The department’s top financial and mental health officials said during a federal court hearing that they plan to overhaul an unused, 22-bed unit at the prison complex in Pendleton into a new treatment center for the seriously mentally ill.
The hearing was held as an update on the prison agency’s progress in complying with a court order mandating it improve its treatment of its estimated 5,000 mentally ill prisoners.
U.S. District Judge Tanya Walton Pratt ruled Dec. 31 that by simply locking mentally ill prisoners up in their cells without adequate treatment, the department was violating the inmates’ constitutional right against cruel and unusual punishment.
The American Civil Liberties Union of Indiana had complained that the plans the agency had discussed since Pratt’s ruling were ambitious but vague. The ACLU represented the state Protection and Advocacy Services Commission in the class action lawsuit that was filed in 2008. The commission advocates for the rights of the disabled.

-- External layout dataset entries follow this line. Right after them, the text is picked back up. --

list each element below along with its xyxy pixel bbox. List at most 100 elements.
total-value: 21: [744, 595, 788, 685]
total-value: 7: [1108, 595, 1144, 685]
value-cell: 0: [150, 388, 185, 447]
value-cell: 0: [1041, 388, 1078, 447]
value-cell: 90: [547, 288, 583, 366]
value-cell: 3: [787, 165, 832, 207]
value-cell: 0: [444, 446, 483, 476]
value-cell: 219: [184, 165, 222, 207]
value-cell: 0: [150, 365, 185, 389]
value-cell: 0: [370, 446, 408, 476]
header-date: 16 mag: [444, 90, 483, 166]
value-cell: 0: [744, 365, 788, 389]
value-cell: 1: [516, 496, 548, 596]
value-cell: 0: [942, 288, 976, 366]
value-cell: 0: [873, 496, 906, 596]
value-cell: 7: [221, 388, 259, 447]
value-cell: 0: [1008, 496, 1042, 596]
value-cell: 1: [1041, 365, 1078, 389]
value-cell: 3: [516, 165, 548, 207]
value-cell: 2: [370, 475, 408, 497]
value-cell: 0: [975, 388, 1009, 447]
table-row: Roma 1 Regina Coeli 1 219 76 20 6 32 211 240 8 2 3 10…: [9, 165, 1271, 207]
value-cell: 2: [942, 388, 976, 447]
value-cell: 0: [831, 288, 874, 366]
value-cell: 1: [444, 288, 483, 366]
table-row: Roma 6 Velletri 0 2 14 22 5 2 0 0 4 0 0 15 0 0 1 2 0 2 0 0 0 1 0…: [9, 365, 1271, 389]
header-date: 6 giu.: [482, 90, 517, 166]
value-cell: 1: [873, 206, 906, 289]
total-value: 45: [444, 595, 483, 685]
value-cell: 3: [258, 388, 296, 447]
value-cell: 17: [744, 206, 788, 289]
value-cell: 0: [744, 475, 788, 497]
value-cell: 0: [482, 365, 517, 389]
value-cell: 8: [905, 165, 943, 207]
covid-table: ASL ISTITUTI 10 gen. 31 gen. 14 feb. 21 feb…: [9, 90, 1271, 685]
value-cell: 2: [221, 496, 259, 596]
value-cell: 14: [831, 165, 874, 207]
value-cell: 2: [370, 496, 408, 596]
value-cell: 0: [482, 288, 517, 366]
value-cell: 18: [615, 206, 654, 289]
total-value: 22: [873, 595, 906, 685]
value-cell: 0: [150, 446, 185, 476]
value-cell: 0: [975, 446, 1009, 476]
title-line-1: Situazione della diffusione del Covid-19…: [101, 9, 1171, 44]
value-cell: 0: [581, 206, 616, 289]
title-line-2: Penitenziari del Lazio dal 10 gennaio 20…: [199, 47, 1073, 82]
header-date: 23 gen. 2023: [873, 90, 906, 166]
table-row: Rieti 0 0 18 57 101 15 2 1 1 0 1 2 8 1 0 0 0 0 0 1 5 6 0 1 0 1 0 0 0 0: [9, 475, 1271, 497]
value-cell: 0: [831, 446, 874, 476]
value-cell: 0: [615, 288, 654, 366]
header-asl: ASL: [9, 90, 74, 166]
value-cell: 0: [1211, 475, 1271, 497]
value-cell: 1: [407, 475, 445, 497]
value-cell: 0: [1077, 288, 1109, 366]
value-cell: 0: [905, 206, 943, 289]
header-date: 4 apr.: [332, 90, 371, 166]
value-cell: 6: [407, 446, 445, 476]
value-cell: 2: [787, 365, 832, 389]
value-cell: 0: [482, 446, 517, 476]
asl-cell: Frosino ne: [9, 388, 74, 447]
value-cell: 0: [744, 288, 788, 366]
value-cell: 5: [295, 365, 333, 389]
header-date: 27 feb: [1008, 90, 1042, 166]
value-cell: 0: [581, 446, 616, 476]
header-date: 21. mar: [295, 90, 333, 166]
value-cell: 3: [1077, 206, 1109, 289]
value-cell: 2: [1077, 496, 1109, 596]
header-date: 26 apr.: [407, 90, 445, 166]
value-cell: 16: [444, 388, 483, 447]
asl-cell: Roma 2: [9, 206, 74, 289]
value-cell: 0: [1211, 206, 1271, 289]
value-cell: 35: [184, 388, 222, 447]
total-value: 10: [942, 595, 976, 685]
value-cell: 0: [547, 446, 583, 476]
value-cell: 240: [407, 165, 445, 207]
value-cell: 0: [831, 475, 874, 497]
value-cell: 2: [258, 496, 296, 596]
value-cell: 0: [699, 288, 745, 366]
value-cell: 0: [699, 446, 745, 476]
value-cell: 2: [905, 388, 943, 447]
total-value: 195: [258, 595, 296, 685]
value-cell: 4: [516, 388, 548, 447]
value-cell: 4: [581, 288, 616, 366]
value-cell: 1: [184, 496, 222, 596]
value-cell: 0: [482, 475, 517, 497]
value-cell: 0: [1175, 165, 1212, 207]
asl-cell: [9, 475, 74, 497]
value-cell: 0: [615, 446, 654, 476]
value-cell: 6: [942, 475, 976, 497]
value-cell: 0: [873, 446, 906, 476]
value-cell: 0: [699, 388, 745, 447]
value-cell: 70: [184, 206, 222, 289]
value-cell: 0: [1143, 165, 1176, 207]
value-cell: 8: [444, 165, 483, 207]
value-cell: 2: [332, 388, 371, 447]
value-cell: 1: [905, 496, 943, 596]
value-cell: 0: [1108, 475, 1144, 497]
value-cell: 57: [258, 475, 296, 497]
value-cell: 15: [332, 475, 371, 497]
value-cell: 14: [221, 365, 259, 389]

Craig Hanks, the department’s executive director for mental health, said officials plan to renovate a cell unit at the prison about 25 miles northeast of Indianapolis to house about 200 of the system’s most seriously mentally ill offenders. Less seriously ill inmates would continue to be housed at prisons in New Castle and Westville. The change would also require the agency to hire more mental health specialists, officials said.

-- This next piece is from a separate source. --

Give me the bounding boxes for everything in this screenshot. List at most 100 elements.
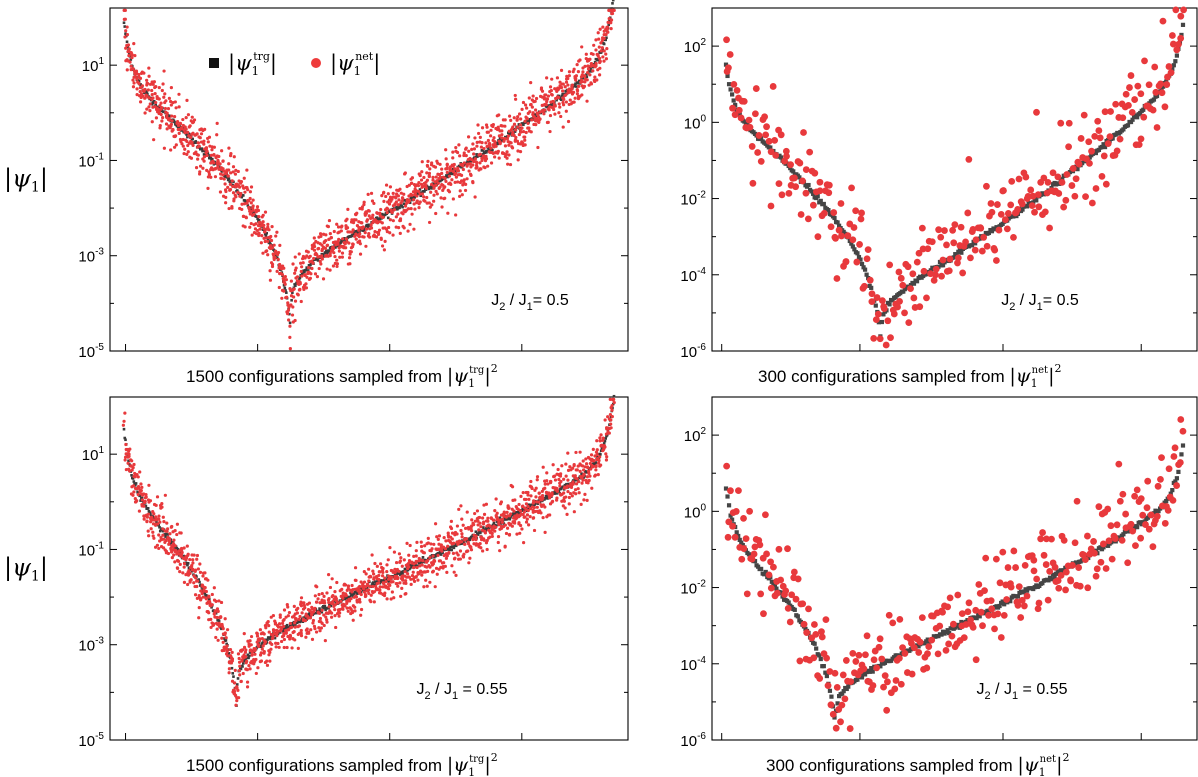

“This is a really ambitious plan and it looks like we’re making progress,” ACLU of Indiana legal director Ken Falk said after the 90-minute hearing. “The idea that by Jan. 1 we would be able to get prisoners moved in is great.”
Agency officials said the project would have to be included in a new medical services contract it expects to sign later this year. Department of Correction Chief Financial Officer Andrew Pritchard said that contract would include mental health services, and he estimated the contract would cost the state about $100 million per year.
Pritchard said officials don’t yet have a firm estimate on how much converting the unit at Pendleton and hiring more staff will cost, and the funding still must be approved by at least three state agencies and the Legislature.
Pratt ordered officials to report their progress again in 90 days. She also said she would visit the unit where the mental health center would be sometime this summer.